3. Which begs the question of who would enforce a Personal Attack rule against digital platforms. The FCC has no jurisdiction. The FTC has no authority or enforcement personnel to do that. There would have to be a new agency, which might not be a bad idea, but we’re nowhere near that and we need solutions now.
OK, so what instead? Most immediately, platforms need to have much clearer and more instantaneous responses to fake video and audio. They should have as a policy that any alteration of an original must be labeled as altered. If it’s not, the platform will take it down. Upon complaints, the platform will ensure that the altered content is labeled after the fact.
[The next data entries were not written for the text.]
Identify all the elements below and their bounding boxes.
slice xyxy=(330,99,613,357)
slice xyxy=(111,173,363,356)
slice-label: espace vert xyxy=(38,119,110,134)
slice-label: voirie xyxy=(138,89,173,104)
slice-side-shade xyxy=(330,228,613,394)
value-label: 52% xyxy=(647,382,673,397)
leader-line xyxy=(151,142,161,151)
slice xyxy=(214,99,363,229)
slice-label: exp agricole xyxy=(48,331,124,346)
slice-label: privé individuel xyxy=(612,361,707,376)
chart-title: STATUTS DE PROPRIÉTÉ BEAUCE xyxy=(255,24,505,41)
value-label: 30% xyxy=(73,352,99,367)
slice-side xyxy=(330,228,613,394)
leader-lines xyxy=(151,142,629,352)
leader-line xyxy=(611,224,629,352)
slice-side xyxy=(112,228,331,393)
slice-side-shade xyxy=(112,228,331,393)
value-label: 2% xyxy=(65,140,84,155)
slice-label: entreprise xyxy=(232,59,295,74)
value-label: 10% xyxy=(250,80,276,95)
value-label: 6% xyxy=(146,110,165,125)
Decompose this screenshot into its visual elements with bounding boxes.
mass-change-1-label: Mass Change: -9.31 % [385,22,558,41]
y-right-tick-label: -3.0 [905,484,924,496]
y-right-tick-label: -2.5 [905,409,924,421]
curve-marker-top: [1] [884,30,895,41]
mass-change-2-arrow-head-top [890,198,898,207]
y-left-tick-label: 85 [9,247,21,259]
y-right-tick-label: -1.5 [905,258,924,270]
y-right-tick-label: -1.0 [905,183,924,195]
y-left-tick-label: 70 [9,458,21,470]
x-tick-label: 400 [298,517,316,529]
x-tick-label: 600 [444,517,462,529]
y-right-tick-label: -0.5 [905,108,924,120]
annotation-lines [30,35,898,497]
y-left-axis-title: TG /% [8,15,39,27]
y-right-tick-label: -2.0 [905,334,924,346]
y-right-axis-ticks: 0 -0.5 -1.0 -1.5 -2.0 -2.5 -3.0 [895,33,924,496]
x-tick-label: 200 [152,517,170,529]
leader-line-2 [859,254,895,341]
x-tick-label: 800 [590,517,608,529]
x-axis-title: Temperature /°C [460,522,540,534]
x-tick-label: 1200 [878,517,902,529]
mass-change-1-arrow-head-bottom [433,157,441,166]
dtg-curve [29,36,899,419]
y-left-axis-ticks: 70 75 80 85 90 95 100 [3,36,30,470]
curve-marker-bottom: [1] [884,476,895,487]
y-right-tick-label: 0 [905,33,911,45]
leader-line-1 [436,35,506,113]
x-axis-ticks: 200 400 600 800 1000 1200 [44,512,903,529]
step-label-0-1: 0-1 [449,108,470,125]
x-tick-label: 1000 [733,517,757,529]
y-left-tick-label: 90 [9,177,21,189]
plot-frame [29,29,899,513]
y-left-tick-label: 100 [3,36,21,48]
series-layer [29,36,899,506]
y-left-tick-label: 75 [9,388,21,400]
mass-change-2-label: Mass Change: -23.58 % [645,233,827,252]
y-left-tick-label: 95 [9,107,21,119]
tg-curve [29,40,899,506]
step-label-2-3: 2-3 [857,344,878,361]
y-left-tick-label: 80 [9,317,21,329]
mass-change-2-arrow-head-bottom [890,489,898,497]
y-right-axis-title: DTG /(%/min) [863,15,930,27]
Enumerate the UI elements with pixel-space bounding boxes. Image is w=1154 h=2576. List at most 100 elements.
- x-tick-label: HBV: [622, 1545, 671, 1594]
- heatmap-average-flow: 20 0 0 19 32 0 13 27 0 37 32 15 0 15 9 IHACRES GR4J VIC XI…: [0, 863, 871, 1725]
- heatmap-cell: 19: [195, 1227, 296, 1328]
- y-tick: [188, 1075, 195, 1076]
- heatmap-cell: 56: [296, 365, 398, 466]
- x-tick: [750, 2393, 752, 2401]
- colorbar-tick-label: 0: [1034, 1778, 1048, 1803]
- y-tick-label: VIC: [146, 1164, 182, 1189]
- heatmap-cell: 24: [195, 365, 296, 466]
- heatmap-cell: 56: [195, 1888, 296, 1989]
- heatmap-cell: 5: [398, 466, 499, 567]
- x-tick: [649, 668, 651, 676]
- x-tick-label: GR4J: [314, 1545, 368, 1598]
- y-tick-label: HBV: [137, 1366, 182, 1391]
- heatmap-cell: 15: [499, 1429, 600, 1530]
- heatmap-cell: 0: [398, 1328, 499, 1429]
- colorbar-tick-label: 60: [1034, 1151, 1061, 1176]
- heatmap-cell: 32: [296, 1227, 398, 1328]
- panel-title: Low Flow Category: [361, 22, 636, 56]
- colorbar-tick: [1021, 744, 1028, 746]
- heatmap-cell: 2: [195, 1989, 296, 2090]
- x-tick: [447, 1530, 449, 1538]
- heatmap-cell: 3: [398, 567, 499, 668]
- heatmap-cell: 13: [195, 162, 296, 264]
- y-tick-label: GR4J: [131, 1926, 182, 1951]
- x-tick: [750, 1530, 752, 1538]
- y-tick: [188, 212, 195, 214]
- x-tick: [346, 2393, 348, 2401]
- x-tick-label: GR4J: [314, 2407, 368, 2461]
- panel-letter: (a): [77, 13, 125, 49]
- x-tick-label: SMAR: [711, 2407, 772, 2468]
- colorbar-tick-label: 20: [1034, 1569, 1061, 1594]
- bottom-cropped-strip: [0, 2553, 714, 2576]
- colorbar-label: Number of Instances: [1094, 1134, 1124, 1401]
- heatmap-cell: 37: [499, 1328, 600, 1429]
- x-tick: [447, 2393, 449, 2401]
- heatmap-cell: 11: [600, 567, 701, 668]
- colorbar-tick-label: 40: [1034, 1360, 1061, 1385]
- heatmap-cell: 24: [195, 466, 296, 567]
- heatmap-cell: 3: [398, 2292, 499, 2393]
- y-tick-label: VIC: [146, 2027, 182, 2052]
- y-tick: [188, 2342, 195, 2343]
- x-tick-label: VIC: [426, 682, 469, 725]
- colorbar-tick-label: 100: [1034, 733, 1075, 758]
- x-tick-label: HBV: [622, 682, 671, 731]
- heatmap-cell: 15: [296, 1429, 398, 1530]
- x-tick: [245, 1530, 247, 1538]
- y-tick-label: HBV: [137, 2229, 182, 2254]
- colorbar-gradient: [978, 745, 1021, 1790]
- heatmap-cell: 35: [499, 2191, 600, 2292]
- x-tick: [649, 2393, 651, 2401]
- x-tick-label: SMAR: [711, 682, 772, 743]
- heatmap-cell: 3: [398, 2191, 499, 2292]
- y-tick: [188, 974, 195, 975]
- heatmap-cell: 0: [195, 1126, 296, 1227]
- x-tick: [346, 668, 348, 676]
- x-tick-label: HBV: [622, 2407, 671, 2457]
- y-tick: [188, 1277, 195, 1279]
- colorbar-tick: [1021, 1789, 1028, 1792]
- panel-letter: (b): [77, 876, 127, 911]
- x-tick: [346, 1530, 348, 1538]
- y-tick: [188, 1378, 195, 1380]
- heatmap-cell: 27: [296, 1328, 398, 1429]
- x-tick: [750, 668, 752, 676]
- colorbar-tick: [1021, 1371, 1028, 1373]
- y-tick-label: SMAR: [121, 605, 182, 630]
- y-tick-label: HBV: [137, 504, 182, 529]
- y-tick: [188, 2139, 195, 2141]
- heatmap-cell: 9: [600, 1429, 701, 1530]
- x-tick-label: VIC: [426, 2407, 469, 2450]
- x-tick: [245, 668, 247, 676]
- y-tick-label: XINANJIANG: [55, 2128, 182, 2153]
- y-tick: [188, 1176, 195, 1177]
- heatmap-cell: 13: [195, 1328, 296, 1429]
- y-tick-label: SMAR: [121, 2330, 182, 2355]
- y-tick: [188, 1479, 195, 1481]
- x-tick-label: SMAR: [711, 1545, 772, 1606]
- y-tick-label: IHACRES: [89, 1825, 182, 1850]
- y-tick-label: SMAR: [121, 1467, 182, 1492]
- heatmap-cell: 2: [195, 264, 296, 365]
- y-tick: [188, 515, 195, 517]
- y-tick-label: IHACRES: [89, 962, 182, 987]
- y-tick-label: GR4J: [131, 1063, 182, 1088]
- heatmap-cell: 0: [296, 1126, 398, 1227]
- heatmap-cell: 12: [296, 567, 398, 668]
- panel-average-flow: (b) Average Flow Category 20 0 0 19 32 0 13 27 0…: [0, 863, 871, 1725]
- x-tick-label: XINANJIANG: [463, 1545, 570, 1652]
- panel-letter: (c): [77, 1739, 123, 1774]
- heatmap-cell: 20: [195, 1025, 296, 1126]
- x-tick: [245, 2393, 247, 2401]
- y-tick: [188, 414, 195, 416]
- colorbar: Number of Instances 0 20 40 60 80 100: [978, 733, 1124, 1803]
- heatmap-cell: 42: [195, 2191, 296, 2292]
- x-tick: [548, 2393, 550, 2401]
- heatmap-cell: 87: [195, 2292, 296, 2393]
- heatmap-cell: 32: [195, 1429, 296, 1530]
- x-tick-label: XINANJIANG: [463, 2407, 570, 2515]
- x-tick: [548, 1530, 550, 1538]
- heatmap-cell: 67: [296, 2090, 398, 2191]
Instead of asking users whether they want more information about altered content, the platform will simply watermark the content with ALTERED. Detecting alterations from the original is something that AI should be able to handle well, as opposed to deciding when an attack is a “Personal Attack” meriting a response. Now it’s true that edited or altered audiovisual content is everywhere, including in satire and journalism. Most journalists edit original audio and video, without intending to deceive. Should they have to represent their content as edited? Maybe. Or the platforms could come up with their own “bona fide news” exemption for labels, like the FCC did. There is really no way around the fact that labels, like take-downs, will require judgements based on context and intent to deceive. But less judgment and less chill than a revival of the Personal Attack rule.